Solubility data of hydrocarbons in cryogenic liquids, and in particular in liquid oxygen will be very useful to design safe equipment for cryogenic distillation of air into its constituents. The experimental study of the solubility of hydrocarbons in liquid oxygen is far from trivial due to explosive properties of this type of systems.

Thus, in order to work on these systems in full safety from very weak dilutions to saturation, a new apparatus was designed as the result of collaboration between L'Air Liquide and the ?Thermodynamique et des Equilibres entre Phases? laboratory. The method retained for this work is of ?static-analytic? type with micro-sampling device and on-line gas chromatographic analyses. The equilibrium cell has a very small volume and holds one ROLSITM sampler to perform on-line chromatographic analyses of the liquid phase and which allows in-situ withdrawing of reliable samples, small enough to ensure that thermodynamic equilibrium remains undisturbed inside the equilibrium cell.

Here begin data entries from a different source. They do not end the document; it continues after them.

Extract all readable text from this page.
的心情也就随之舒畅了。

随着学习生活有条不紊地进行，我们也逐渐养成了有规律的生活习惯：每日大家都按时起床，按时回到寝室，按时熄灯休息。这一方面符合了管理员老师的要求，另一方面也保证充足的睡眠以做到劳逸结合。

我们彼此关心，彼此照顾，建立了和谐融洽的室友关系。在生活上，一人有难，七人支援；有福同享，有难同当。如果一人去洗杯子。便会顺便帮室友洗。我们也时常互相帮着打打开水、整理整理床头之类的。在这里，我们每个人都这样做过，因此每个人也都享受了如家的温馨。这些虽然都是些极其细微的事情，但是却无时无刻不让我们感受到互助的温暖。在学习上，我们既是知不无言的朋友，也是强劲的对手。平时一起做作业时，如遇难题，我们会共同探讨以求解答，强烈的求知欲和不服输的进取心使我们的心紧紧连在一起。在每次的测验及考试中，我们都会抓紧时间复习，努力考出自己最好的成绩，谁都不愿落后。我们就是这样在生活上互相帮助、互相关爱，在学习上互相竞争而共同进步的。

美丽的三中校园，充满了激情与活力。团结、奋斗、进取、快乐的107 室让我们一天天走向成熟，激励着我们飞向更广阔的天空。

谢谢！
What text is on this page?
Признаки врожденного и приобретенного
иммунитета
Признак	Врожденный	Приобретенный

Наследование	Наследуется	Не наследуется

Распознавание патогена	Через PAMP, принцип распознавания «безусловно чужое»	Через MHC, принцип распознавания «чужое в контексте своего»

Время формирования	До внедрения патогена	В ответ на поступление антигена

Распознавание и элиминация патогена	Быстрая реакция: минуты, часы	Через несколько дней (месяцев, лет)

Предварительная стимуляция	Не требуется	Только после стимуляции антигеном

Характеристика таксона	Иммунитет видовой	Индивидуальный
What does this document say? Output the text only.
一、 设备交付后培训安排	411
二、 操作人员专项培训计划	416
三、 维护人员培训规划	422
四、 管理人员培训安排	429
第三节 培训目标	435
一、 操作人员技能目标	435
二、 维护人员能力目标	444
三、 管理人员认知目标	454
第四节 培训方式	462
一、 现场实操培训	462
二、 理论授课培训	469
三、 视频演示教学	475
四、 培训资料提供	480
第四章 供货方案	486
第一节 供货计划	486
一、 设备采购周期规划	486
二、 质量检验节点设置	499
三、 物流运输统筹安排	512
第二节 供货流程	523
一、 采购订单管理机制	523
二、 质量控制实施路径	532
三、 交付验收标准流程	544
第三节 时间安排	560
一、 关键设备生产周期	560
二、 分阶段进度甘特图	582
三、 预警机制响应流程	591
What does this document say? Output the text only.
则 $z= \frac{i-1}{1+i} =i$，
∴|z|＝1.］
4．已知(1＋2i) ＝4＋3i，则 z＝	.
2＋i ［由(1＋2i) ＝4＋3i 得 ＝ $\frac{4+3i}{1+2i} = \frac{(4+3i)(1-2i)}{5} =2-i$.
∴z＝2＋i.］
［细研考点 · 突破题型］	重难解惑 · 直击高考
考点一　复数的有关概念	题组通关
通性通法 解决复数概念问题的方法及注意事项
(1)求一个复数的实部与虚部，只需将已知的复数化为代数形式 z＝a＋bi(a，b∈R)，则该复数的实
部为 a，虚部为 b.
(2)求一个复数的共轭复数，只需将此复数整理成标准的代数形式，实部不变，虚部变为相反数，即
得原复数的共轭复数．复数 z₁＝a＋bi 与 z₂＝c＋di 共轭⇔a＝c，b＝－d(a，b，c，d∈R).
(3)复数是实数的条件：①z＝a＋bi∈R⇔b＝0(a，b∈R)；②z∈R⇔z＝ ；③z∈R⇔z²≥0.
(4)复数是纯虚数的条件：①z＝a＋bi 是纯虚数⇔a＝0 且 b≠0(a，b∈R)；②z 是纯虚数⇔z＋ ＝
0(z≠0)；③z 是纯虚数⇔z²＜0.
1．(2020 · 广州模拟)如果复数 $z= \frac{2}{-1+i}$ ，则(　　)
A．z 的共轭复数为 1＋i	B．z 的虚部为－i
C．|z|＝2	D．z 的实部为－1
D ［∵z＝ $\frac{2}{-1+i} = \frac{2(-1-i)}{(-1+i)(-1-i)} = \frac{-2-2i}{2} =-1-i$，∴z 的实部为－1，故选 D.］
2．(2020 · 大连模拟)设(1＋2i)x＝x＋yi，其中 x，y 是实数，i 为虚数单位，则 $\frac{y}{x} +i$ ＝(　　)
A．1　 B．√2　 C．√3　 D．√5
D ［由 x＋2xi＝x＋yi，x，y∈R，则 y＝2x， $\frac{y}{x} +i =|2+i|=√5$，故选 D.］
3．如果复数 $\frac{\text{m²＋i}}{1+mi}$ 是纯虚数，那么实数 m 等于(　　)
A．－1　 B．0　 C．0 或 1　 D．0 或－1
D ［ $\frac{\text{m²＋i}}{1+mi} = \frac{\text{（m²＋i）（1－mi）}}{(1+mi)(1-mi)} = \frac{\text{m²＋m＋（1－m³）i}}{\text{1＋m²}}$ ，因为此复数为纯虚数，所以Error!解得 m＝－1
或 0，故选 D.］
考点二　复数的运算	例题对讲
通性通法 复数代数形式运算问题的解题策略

As already mentioned, hydrocarbon-oxygen equilibria are not well-known but it has been assumed that their phase diagrams could be of type III according to the van Konynenburg and Scott classification like hydrocarbon-nitrogen systems. Thus, the main objective of the study is to determine the hydrocarbon concentration in liquid oxygen from very low molar fraction to the solubility limit reached when a second liquid phase rich in hydrocarbon appears.

Propane and ethane have been studied in the temperature range 90 to 130 K. Experimental data obtained will allow calibration of equations of state or other adapted thermodynamic models in order to be used in a process simulator. Thus, the more precise knowledge of these concentration limits will make it possible to improve evaluation and control of risks on existing air distillation units. Furthermore, these new data will be taken into account in new designs of air distillation plants. ants.